Research Centre for Health through Physical Activity, Lifestyle and Sport, Division of Exercise Science and Sports Medicine, Department of Human Biology, Faculty of Health Sciences, University of Cape Town, South Africa.
S Afr Med J. 2022 Sep 30;112(8b):639-648. doi: 10.7196/SAMJ.2022.v112i8b.1648.
Physical activity is associated with a lower risk of cardiovascular outcomes, certain cancers and diabetes. The previous South African Comparative Risk Assessment (SACRA1) study assessed the attributable burden of low physical activity for 2000, but updated estimates are required, as well as an assessment of trends over time.
To estimate the national prevalence of physical activity by age, year and sex and to quantify the burden of disease attributable to low physical activity in South Africa (SA) for 2000, 2006 and 2012.
Comparative risk assessment methodology was used. Physical activity was treated as a categorical variable with four categories, i.e. inactive, active, very active and highly active. Prevalence estimates of physical activity levels, representing the three different years, were derived from two national surveys. Physical activity estimates together with the relative risks from the Global Burden of Disease, Injuries, and Risk Factors (GBD) 2016 study were used to calculate population attributable fractions due to inactive, active and very active levels of physical activity relative to highly active levels considered to be the theoretical minimum risk exposure (>8 000 metabolic equivalent of time (MET)-min/wk), in accordance with the GBD 2016 study. These were applied to relevant disease outcomes sourced from the Second National Burden of Disease Study to calculate attributable deaths, years of life lost, years lived with disability and disability adjusted life years (DALYs). Uncertainty analysis was performed using Monte Carlo simulation.
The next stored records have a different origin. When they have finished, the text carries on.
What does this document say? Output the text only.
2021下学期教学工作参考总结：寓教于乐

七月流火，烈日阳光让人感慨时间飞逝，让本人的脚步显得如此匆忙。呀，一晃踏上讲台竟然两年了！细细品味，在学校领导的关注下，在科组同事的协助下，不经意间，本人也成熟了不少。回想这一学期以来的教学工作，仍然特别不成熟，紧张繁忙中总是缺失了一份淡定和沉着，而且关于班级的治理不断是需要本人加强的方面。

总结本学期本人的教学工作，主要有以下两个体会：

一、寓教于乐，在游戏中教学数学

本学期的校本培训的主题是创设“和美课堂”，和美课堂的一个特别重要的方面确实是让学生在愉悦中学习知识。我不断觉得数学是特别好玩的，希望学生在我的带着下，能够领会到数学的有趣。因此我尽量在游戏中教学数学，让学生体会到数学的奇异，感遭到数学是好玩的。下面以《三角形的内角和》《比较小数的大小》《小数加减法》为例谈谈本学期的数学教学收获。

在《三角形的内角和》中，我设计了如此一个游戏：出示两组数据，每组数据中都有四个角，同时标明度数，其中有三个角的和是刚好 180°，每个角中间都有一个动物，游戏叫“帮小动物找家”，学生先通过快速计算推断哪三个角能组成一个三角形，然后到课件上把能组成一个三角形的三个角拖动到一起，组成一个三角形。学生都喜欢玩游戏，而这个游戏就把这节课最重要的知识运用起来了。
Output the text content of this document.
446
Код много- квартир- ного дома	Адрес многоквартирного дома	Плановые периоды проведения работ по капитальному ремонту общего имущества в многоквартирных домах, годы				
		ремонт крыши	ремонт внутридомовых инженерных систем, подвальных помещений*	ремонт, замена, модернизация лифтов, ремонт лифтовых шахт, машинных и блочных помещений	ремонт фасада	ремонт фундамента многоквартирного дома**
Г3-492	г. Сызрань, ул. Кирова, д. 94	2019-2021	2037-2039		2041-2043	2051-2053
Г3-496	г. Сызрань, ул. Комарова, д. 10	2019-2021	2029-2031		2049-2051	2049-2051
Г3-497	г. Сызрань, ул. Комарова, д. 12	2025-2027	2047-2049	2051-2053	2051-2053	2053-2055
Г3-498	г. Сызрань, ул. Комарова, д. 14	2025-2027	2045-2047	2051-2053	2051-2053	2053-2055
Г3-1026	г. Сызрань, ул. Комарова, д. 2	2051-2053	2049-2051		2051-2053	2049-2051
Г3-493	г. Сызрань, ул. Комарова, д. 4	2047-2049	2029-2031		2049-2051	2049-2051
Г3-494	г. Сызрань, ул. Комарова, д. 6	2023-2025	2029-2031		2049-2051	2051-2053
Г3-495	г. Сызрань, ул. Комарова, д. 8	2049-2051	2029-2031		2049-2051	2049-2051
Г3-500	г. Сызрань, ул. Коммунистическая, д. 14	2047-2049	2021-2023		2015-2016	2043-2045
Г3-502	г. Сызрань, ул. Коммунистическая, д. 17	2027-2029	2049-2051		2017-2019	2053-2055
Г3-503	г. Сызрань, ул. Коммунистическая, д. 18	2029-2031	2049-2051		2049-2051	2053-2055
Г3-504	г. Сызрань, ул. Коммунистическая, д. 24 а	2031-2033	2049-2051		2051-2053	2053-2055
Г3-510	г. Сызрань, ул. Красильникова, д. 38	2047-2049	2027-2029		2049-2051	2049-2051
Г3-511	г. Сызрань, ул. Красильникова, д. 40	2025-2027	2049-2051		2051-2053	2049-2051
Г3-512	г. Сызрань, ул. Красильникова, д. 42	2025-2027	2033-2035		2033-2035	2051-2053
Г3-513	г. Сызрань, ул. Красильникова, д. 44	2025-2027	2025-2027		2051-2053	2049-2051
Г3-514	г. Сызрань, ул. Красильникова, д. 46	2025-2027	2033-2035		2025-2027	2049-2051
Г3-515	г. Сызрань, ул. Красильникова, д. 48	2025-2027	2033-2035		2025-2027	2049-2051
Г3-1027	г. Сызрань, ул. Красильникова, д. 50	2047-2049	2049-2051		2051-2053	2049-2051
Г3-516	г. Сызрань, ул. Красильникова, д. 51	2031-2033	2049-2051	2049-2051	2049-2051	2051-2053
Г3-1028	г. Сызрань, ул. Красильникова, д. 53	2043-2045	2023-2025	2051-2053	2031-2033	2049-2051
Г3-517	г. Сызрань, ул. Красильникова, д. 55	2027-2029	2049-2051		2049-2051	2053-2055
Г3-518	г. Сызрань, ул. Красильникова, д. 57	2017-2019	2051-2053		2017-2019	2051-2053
The prevalence of physical inactivity (<600 METS) decreased by 16% and 8% between 2000 and 2012 for females and males, respectively. Attributable DALYs due to low physical activity increased between 2000 (n=194 284) and 2006 (n=238 475), but decreased thereafter in 2012 (n=219 851). The attributable death age-standardised rates (ASRs) declined between 2000 and 2012 from 60/100 000 population in 2000 to 54/100 000 population in 2012. Diabetes mellitus type 2 displaced ischaemic heart disease as the largest contributor to attributable deaths, increasing from 31% in 2000 to 42% in 2012.
Low physical activity is responsible for a large portion of disease burden in SA. While the decreased attributable death ASR due to low physical activity is encouraging, this burden may be lowered further with an additional reduction in the overall prevalence of physical inactivity, in particular. It is concerning that the attributable burden for diabetes mellitus is growing, which suggests that existing non-communicable disease policies need better implementation, with ongoing surveillance of physical activity, and population- and community-based interventions are required in order to reach set targets.
身体活动与心血管疾病结局、某些癌症和糖尿病风险降低有关。之前的南非比较风险评估(SACRA1)研究评估了 2000 年低身体活动的归因负担,但需要更新估计值,并评估随时间推移的趋势。
估计按年龄、年份和性别划分的身体活动全国流行率,并量化南非(SA)2000 年、2006 年和 2012 年低身体活动造成的疾病负担。
使用比较风险评估方法。身体活动被视为一个有四个类别的分类变量,即不活跃、活跃、非常活跃和高度活跃。2000 年和 2006 年两次全国性调查得出了身体活动水平的流行率估计值。身体活动估计值与 2016 年全球疾病、伤害和风险因素负担研究(GBD)中的相对风险一起用于计算归因于不活跃、活跃和非常活跃水平的人群归因分数与高度活跃水平相比,后者被认为是理论上的最低风险暴露(>8000 代谢当量时间(MET)-min/wk),这符合 GBD 2016 年的研究。这些应用于第二国家疾病负担研究中与疾病相关的结局,以计算归因于死亡、生命损失年、残疾生活年和残疾调整生命年(DALY)。使用蒙特卡罗模拟进行不确定性分析。
女性和男性的身体不活动(<600 梅茨)的流行率分别在 2000 年至 2012 年间下降了 16%和 8%。2000 年(n=194284)和 2006 年(n=238475)之间归因于低身体活动的 DALY 增加,但 2012 年有所下降(n=219851)。2000 年至 2012 年间,归因于低身体活动的年龄标准化死亡率(ASR)从 2000 年的 60/100000 人下降到 2012 年的 54/100000 人。2 型糖尿病取代缺血性心脏病成为归因于死亡的最大原因,从 2000 年的 31%上升到 2012 年的 42%。
低身体活动是南非疾病负担的主要原因。尽管由于低身体活动导致的归因死亡 ASR 下降令人鼓舞,但通过进一步降低整体身体不活动的流行率,可能会进一步降低这一负担,尤其是如此。令人担忧的是,糖尿病的归因负担正在增加,这表明现有的非传染性疾病政策需要更好地实施,需要对身体活动进行持续监测,并需要开展以人群和社区为基础的干预措施,以实现既定目标。